A História Macabra da Família Albuquerque
Canibais do Sertão Baiano que se Alimentaram
de Escravos Fugitivos por 23 Anos (1839-1862) Uma das histórias mais sombrias e
menos conhecidas da escravidão no Brasil aconteceu no sertão da Bahia, na
região do rio São Francisco, entre as décadas de 1840 e 1860.
A família Albuquerque - formada pelo
fazendeiro João José de Albuquerque, sua esposa Maria Joaquina e pelo menos
quatro filhos adultos - tornou-se lendária (e temida) por praticar canibalismo
sistemático contra escravizados fugidos e viajantes que cruzavam suas terras.
Como tudo começou
Por volta de 1839, João José de Albuquerque,
dono da Fazenda Boa Vista (próximo ao atual município de Barra, na margem
esquerda do São Francisco), começou a sofrer com fugas constantes de seus
cativos. Em vez de simplesmente recapturá-los ou entregá-los às autoridades,
ele e a família decidiram aproveitar a carne humana como alimento.
Segundo relatos da época registrados em
processos judiciais e inquéritos policiais preservados no Arquivo Público do
Estado da Bahia, a família matava, esquartejava e salgava os corpos dos
fugitivos, conservando a carne em barris ou defumando-a no teto da casa-grande,
junto com a carne de porco e de boi.
Testemunhas (vaqueiros, agregados e até
parentes distantes) afirmaram que a carne humana era servida rotineiramente na
mesa da família, muitas vezes misturada a feijão, farinha e legumes, sem que
visitantes soubessem do que se tratava. Crianças da família cresciam vendo
aquilo como algo normal.
O terror que se espalhou
Durante 23 anos, estima-se que pelo menos 80
a 100 pessoas tenham sido assassinadas e devoradas. A maioria era composta por:
escravizados fugidos de fazendas vizinhas; tropeiros e canoeiros que
pernoitavam na propriedade; indígenas e pessoas livres pobres que passavam pela
estrada real.
A família tinha um método cruel: ofereciam
comida e pouso aos viajantes, drogavam-nos com chá ou cachaça misturada com
ervas soníferas e, durante a noite, degolavam as vítimas.

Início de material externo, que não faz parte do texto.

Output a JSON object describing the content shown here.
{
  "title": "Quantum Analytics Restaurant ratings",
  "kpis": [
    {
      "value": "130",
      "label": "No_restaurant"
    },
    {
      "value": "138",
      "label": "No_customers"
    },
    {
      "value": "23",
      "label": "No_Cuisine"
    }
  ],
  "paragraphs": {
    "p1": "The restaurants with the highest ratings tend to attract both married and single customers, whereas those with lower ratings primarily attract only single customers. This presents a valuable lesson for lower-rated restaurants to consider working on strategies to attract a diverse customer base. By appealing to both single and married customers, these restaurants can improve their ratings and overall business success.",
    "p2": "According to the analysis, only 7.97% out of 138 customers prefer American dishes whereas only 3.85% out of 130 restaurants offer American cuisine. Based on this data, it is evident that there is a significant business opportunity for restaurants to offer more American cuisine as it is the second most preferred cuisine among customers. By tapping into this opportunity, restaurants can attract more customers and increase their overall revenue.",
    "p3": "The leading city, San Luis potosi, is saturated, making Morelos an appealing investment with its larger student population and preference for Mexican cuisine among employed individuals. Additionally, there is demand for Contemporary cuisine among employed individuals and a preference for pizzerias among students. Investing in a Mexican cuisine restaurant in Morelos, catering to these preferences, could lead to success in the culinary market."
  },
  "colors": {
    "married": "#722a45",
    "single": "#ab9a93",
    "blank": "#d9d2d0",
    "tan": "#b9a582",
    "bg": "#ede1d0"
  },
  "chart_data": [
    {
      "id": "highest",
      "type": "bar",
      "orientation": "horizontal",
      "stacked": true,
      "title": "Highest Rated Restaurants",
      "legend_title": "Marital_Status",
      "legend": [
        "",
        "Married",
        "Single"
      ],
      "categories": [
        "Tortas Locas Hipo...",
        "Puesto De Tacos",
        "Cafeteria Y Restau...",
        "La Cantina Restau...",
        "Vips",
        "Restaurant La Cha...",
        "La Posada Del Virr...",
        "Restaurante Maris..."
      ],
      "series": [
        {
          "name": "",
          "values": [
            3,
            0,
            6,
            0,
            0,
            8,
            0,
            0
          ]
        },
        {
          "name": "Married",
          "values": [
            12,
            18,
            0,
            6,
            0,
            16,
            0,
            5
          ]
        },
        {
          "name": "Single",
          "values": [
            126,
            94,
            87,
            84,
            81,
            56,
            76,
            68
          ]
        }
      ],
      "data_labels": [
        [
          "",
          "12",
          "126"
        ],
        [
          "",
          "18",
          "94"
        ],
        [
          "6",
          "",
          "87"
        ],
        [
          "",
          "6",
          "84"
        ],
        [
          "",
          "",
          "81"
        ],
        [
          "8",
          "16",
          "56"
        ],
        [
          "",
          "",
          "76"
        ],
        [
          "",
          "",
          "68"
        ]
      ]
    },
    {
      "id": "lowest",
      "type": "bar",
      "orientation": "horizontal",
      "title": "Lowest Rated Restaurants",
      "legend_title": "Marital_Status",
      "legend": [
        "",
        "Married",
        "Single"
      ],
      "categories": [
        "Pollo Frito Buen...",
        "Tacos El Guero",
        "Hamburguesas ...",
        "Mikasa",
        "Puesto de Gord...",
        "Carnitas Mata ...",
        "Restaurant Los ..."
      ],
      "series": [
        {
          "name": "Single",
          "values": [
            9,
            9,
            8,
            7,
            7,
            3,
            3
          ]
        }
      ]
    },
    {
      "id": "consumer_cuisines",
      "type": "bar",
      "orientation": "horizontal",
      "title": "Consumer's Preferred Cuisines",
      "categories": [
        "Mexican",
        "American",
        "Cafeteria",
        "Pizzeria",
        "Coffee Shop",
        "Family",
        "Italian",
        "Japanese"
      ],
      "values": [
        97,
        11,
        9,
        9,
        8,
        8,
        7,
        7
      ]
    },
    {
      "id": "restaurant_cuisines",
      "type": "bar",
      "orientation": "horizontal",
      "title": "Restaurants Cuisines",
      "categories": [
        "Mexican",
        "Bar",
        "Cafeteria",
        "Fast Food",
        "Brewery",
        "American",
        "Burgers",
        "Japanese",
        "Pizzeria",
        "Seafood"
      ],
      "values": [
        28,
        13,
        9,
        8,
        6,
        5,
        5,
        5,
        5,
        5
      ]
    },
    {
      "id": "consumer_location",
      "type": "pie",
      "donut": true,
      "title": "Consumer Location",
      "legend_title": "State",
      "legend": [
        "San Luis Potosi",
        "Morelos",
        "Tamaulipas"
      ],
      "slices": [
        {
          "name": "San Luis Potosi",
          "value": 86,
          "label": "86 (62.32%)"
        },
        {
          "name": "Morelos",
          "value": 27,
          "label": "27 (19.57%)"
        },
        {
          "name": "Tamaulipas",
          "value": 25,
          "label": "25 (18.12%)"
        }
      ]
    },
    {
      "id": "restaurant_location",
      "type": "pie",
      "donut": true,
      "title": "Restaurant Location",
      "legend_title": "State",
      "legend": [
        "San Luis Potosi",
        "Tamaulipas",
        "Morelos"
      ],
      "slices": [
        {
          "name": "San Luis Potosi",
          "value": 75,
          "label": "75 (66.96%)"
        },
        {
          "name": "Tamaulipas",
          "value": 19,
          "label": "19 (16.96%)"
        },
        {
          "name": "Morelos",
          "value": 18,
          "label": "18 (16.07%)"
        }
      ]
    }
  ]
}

Os corpos eram imediatamente desossados e
processados. Ossos eram jogados no rio ou enterrados em locais afastados. Por
causa disso, a Fazenda Boa Vista ficou conhecida como “a casa onde ninguém sai
vivo”.
O fim do pesadelo
Em 1862, um vaqueiro chamado Antônio Dó, que
havia trabalhado anos na fazenda, fugiu e denunciou tudo ao juiz de paz de
Barra. Uma força policial comandada pelo subdelegado José Joaquim de Sousa
Breves invadiu a propriedade em setembro daquele ano. Os policiais encontraram:
barris com carne humana salgada; pedaços defumados pendurados no telhado; panelas
ainda com restos de cozido humano.
João José, Maria Joaquina e três filhos
(José, Manoel e Antônio) foram presos imediatamente. Um quarto filho conseguiu
fugir e nunca mais foi encontrado. O julgamento, realizado em Salvador, causou
comoção nacional.
Apesar das provas irrefutáveis e das
confissões parciais dos réus (que alegavam “fome” e “costume antigo”), apenas
João José e a esposa foram condenados à morte (pena depois comutada para prisão
perpétua).
Os filhos pegaram penas menores.
João José morreu na cadeia em 1868. Maria
Joaquina enlouqueceu e faleceu em 1871. A Fazenda Boa Vista foi abandonada e,
com o tempo, virou ruína. Até hoje, moradores antigos da região contam que, em
noites de lua cheia, ouvem-se gemidos vindos das margens do São Francisco -
dizem que são as almas dos escravizados que nunca tiveram sepultura.
Curiosidades e desdobramentos
A história inspirou lendas regionais como a
da “Mãe dos Escravos” (um espírito que protege fugitivos) e influenciou contos
de horror sertanejo. Em 1890, o jornal O Alabama, de Salvador, publicou uma
série de reportagens sobre o caso, chamando a família de “os ogros do São
Francisco”.
Há quem diga que descendentes distantes dos
Albuquerque ainda vivem na região, mas sob outro sobrenome, carregando o
estigma.
É uma das poucas histórias documentadas de canibalismo prolongado e organizado no Brasil escravista - um capítulo que muitos preferem esquecer, mas que mostra até onde chegava a desumanização daquele sistema.